Os gestos também atuam como mecanismos de controle social. Jorge Melo, professor de Direito no Centro Universitário Estácio da Bahia e coronel reformado da PM, aponta que nas áreas dominadas por facções, os sinais servem para reforçar o poder territorial das gangues. “Esses grupos funcionam como ‘senhores feudais’, impondo suas próprias regras, e qualquer provocação deve ser respondida com violência extrema para manter o controle”, diz Melo.

O uso das redes sociais amplifica esse fenômeno, expondo as pessoas a riscos em questão de minutos. Segundo o professor, a rapidez com que uma imagem circula nas redes sociais torna a retaliação quase imediata. “Os criminosos não têm tempo para investigar se a pessoa faz parte do grupo ou não, e a resposta é sempre violenta”, explica.

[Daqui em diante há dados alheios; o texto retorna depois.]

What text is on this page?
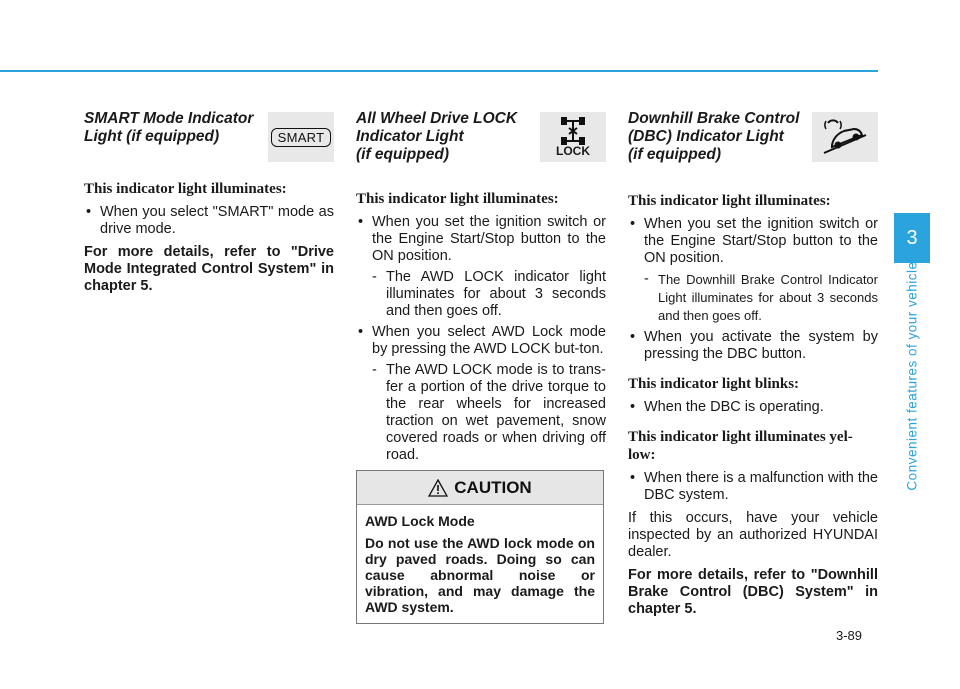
SMART Mode Indicator
Light (if equipped)	SMART

This indicator light illuminates:

• When you select "SMART" mode as drive mode.

For more details, refer to "Drive Mode Integrated Control System" in chapter 5.

All Wheel Drive LOCK
Indicator Light
(if equipped)	LOCK

This indicator light illuminates:

• When you set the ignition switch or the Engine Start/Stop button to the ON position.
- The AWD LOCK indicator light illuminates for about 3 seconds and then goes off.
• When you select AWD Lock mode by pressing the AWD LOCK but-ton.
- The AWD LOCK mode is to trans-fer a portion of the drive torque to the rear wheels for increased traction on wet pavement, snow covered roads or when driving off road.
CAUTION

AWD Lock Mode

Do not use the AWD lock mode on dry paved roads. Doing so can cause abnormal noise or vibration, and may damage the AWD system.

Downhill Brake Control
(DBC) Indicator Light
(if equipped)

This indicator light illuminates:

• When you set the ignition switch or the Engine Start/Stop button to the ON position.
- The Downhill Brake Control Indicator Light illuminates for about 3 seconds and then goes off.
• When you activate the system by pressing the DBC button.

This indicator light blinks:

• When the DBC is operating.

This indicator light illuminates yel-low:

• When there is a malfunction with the DBC system.

If this occurs, have your vehicle inspected by an authorized HYUNDAI dealer.

For more details, refer to "Downhill Brake Control (DBC) System" in chapter 5.

3
Convenient features of your vehicle
3-89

As facções utilizam esses sinais para afirmar seu domínio em territórios em disputa. Rebecca Santos, professora do Unijorge (Centro Universitário Jorge Amado) e mestra em Direito pela Ucsal (Universidade Católica de Salvador), acrescenta que símbolos como o “Tudo 2”, associado ao Comando Vermelho, e o “Tudo 3”, do BDM, são mais do que identificações. “Esses gestos são formas de marcar território e assegurar que a facção mantém o controle”, explica.

Em áreas de intensa disputa, qualquer provocação é punida com extrema violência. Rebecca destaca que as facções não apenas controlam territórios periféricos, mas também se expandem para áreas nobres das cidades, usando os mesmos códigos. “O tráfico de drogas é a principal atividade, mas o controle vai além, com cobrança de pedágios e ‘proteção’ local”, complementa.

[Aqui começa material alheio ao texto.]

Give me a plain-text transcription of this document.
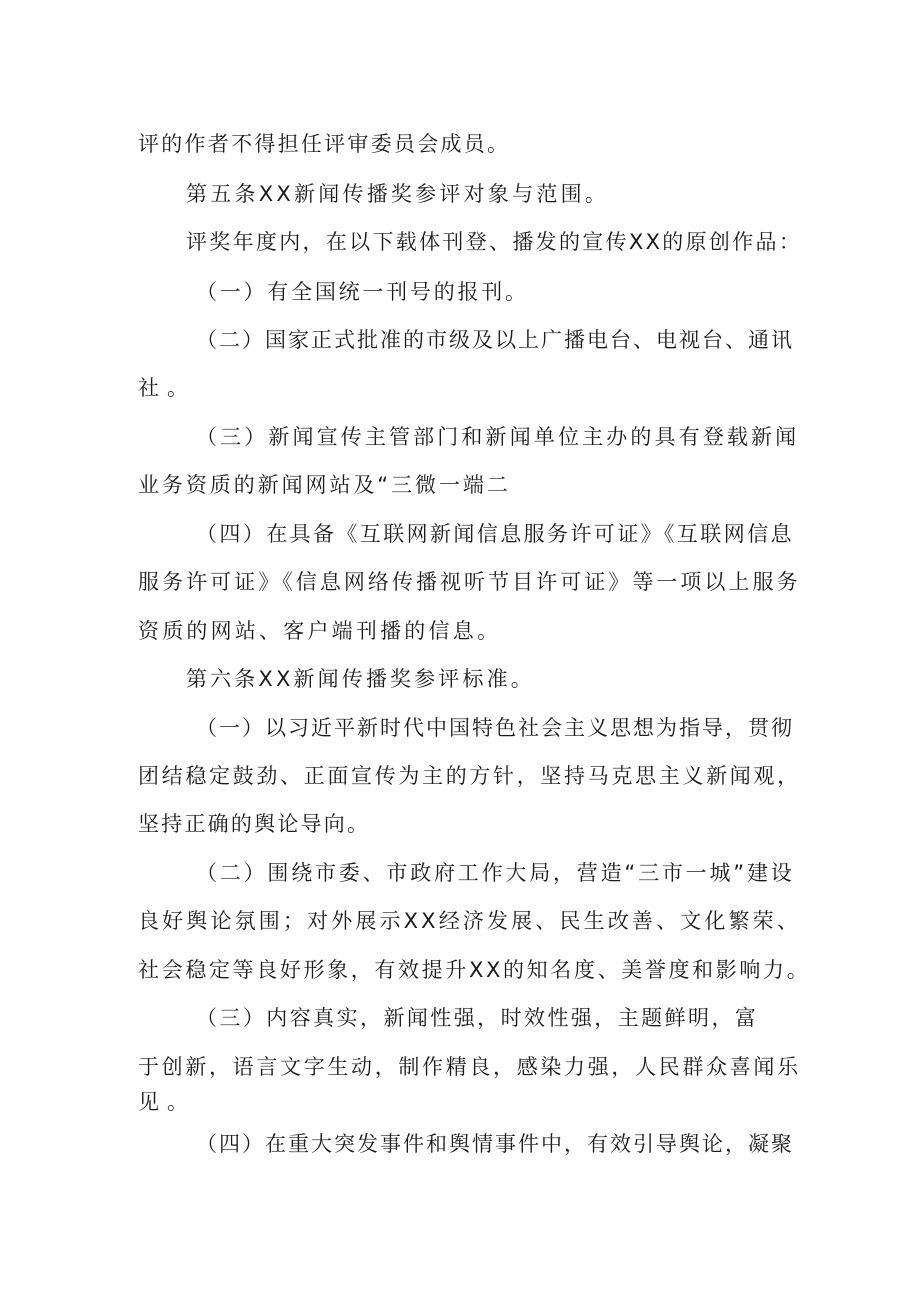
评的作者不得担任评审委员会成员。
第五条XX新闻传播奖参评对象与范围。
评奖年度内，在以下载体刊登、播发的宣传XX的原创作品：
（一）有全国统一刊号的报刊。
（二）国家正式批准的市级及以上广播电台、电视台、通讯
社。
（三）新闻宣传主管部门和新闻单位主办的具有登载新闻
业务资质的新闻网站及“三微一端二
（四）在具备《互联网新闻信息服务许可证》《互联网信息
服务许可证》《信息网络传播视听节目许可证》等一项以上服务
资质的网站、客户端刊播的信息。
第六条XX新闻传播奖参评标准。
（一）以习近平新时代中国特色社会主义思想为指导，贯彻
团结稳定鼓劲、正面宣传为主的方针，坚持马克思主义新闻观，
坚持正确的舆论导向。
（二）围绕市委、市政府工作大局，营造“三市一城”建设
良好舆论氛围；对外展示XX经济发展、民生改善、文化繁荣、
社会稳定等良好形象，有效提升XX的知名度、美誉度和影响力。
（三）内容真实，新闻性强，时效性强，主题鲜明，富
于创新，语言文字生动，制作精良，感染力强，人民群众喜闻乐
见。
（四）在重大突发事件和舆情事件中，有效引导舆论，凝聚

Além dos gestos com dedos, as facções criminosas utilizam outros tipos de sinais para marcar pertencimento e controle territorial. Em algumas regiões, cortes de cabelo e sobrancelhas com certos riscos (2 está associado ao CV, e 3 associados ao BDM) também são interpretados como símbolos faccionais. Rogério Neres menciona o caso do uso de desenhos específicos nas sobrancelhas que, em áreas controladas por grupos rivais, podem colocar uma pessoa em risco.

Além disso, há o uso de tatuagens como o pentagrama, associado à facção Katiara, ou escorpiões, usados por membros do Comando Vermelho. Esses são outros exemplos de como símbolos visuais podem ser cooptados pelas facções para representar poder e lealdade.

O caso de um jovem espancado até a morte por usar uma camiseta com o desenho do Mickey Mouse, vinculado à facção A Tropa, evidencia o risco até mesmo no vestuário. O assassinato, ocorrido em janeiro deste ano, no Recôncavo Baiano, segundo denunciou o jornal Folha do Estado, demonstra como códigos visuais são levados a sério pelas facções, mesmo quando a pessoa não tem envolvimento com o crime.

Por esse motivo, Santos ressalta a necessidade de campanhas educativas para alertar a população sobre os riscos de compartilhar gestos faccionais nas redes sociais. “As pessoas, especialmente os jovens, não entendem o quanto esses símbolos podem ser perigosos. Campanhas de conscientização são urgentes para evitar que mais tragédias aconteçam”, alerta.

Questionada sobre o número de vítimas, a Polícia Civil da Bahia informou não possuir dados específicos sobre mortes provocadas por gestos de facções no estado.